Date: Thursday 02 April 2026
Time: 18.00 - 19.30
Location: JM Synge Lecture Theatre, Arts Building, Trinity College Dublin
Admission is free and all are welcome.
Please click here or on the image below for more information and to reserve a ticket.
Overview
The story of LGBTQ+ change in Ireland is often told through milestones and moments. But the real story is about power: how it is built, who holds it, and what it takes for communities pushed to the margins to claim it for themselves. The progress we’ve seen was not inevitable. It was organised, contested, and led by communities who refused to be spoken for. In this talk, drawing on How Ireland’s LGBTQ+ Youth Movement Was Built: Civil Society in the Pursuit of Social Justice, Dr Michael Barron reflects on what that journey can teach us now.
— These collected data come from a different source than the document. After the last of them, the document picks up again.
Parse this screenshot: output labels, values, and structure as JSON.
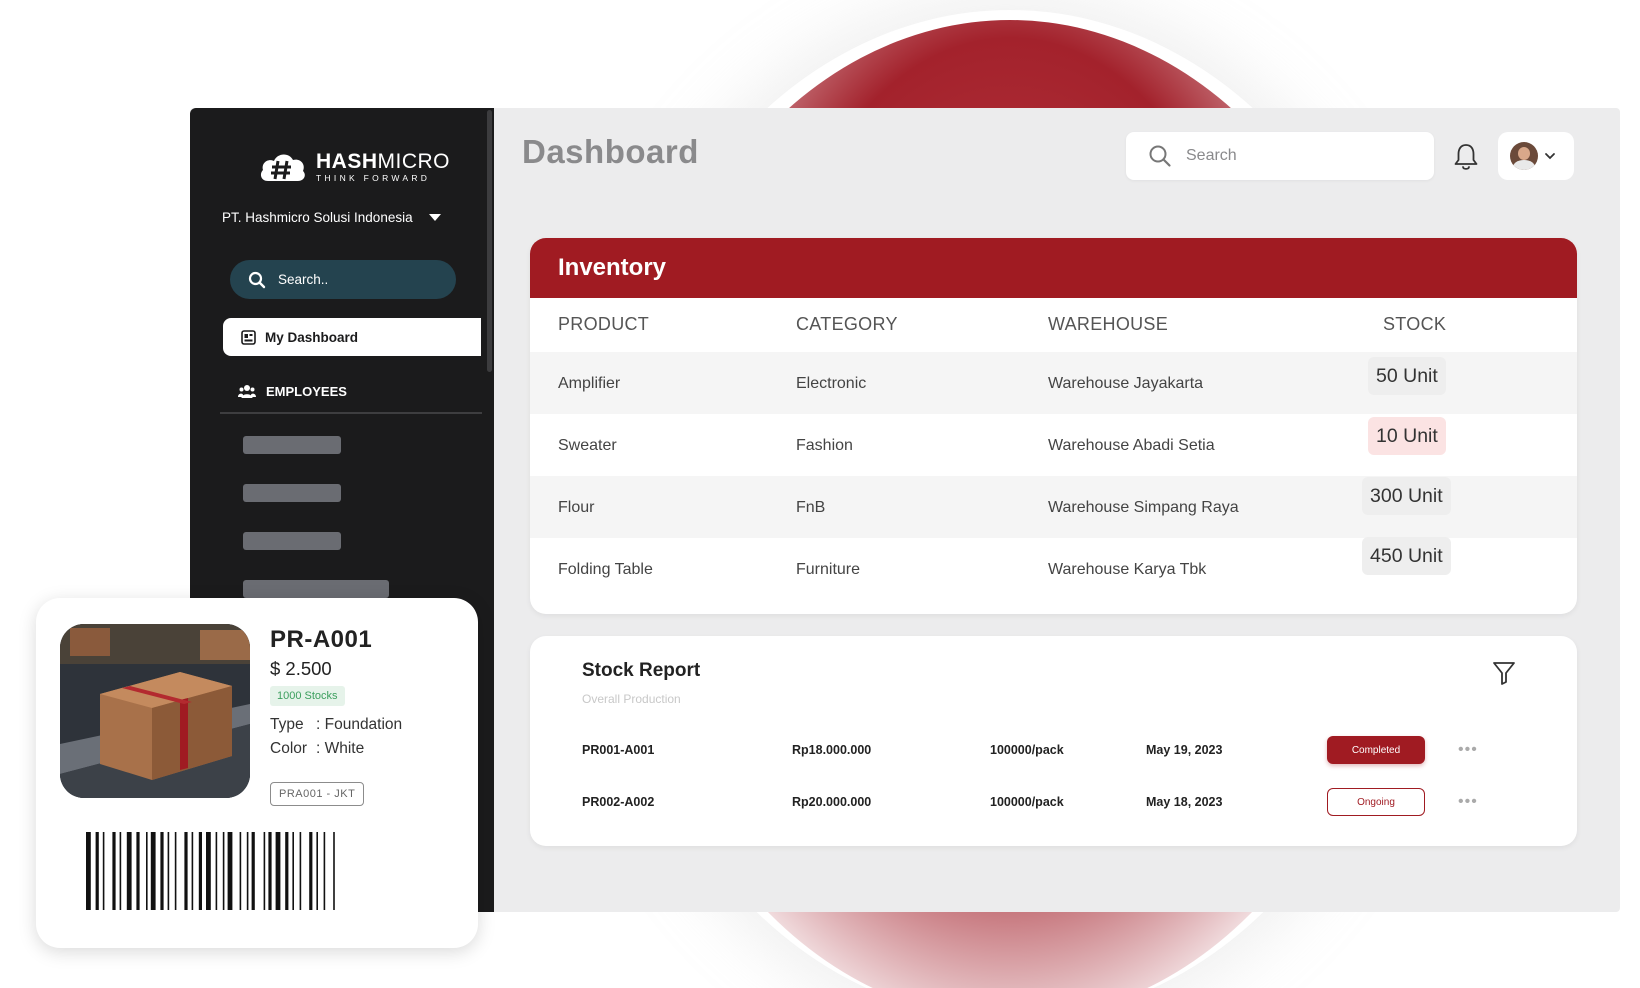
{
  "brand": {
    "name_bold": "HASH",
    "name_light": "MICRO",
    "tagline": "THINK FORWARD"
  },
  "sidebar": {
    "company": "PT. Hashmicro Solusi Indonesia",
    "search_placeholder": "Search..",
    "active_item": "My Dashboard",
    "section": "EMPLOYEES"
  },
  "header": {
    "title": "Dashboard",
    "search_placeholder": "Search"
  },
  "inventory": {
    "title": "Inventory",
    "columns": [
      "PRODUCT",
      "CATEGORY",
      "WAREHOUSE",
      "STOCK"
    ],
    "rows": [
      {
        "product": "Amplifier",
        "category": "Electronic",
        "warehouse": "Warehouse Jayakarta",
        "stock": "50 Unit",
        "stock_bg": "#eeeeee"
      },
      {
        "product": "Sweater",
        "category": "Fashion",
        "warehouse": "Warehouse Abadi Setia",
        "stock": "10 Unit",
        "stock_bg": "#fbe3e3"
      },
      {
        "product": "Flour",
        "category": "FnB",
        "warehouse": "Warehouse Simpang Raya",
        "stock": "300 Unit",
        "stock_bg": "#eeeeee"
      },
      {
        "product": "Folding Table",
        "category": "Furniture",
        "warehouse": "Warehouse Karya Tbk",
        "stock": "450 Unit",
        "stock_bg": "#eeeeee"
      }
    ]
  },
  "stock_report": {
    "title": "Stock Report",
    "subtitle": "Overall Production",
    "rows": [
      {
        "id": "PR001-A001",
        "amount": "Rp18.000.000",
        "qty": "100000/pack",
        "date": "May 19, 2023",
        "status": "Completed"
      },
      {
        "id": "PR002-A002",
        "amount": "Rp20.000.000",
        "qty": "100000/pack",
        "date": "May 18, 2023",
        "status": "Ongoing"
      }
    ]
  },
  "product_card": {
    "id": "PR-A001",
    "price": "$ 2.500",
    "stocks": "1000 Stocks",
    "type_label": "Type",
    "type_value": ": Foundation",
    "color_label": "Color",
    "color_value": ": White",
    "tag": "PRA001 - JKT"
  },
  "colors": {
    "accent": "#a01b22",
    "sidebar": "#1b1b1c",
    "search_pill": "#24434f",
    "success": "#3c9f5e"
  },
  "icons": [
    "hashmicro-logo-icon",
    "chevron-down-icon",
    "search-icon",
    "dashboard-icon",
    "employees-icon",
    "bell-icon",
    "avatar",
    "filter-icon",
    "more-icon",
    "barcode"
  ]
}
He shares personal and collective learning from over 30 years of activism, considering what helped build power, where we compromised, what we got right, and what we would do differently. At the centre is a simple but vital idea: that minority communities need the space, resources, and confidence to advocate for themselves. When that space is weakened, whether through funding pressures, institutional capture, or the quiet reshaping of agendas, something essential is lost. We are now living through a period where anti-LGBTQ+ narratives are becoming more organised, more visible, and more normalised. Disinformation is shaping public debate. The ground is shifting again.
So this is also a conversation about what comes next.
What does it mean to hold onto community power in this context? How do we support new and emerging activists without asking them to start from scratch? And how do we stay connected to a sense of possibility - to Queer Optimism - even when the conditions are hard?
This session opens out into a wider conversation with a panel of voices working across activism, research, and practice. Together, we will reflect on what we have learned, what we need to protect, and how we continue to imagine and build the futures our communities deserve.
The talk will be followed by a panel discussion. Panellists include:
- Senator Lynn Ruane
- Megan Atkinson, artist and activist
- Ruadhán Ó Críodáin, Executive Director, Shout Out
- Professor Maurice Devlin
Chair: Professor Nicola Carr, School of Social Work and Social Policy
About the Speaker: Dr Michael Barron is a social scientist, activist, and human rights researcher whose work focuses on how communities pushed to the margins build power and shape public policy. Over more than three decades, he has worked across civil society, government, and international organisations on issues including LGBTQ+ rights, youth policy, and social inequality. He is the author of How Ireland’s LGBTQ+ Youth Movement Was Built: Civil Society in the Pursuit of Social Justice, which traces how self-organised communities drove significant changes in Irish law and policy.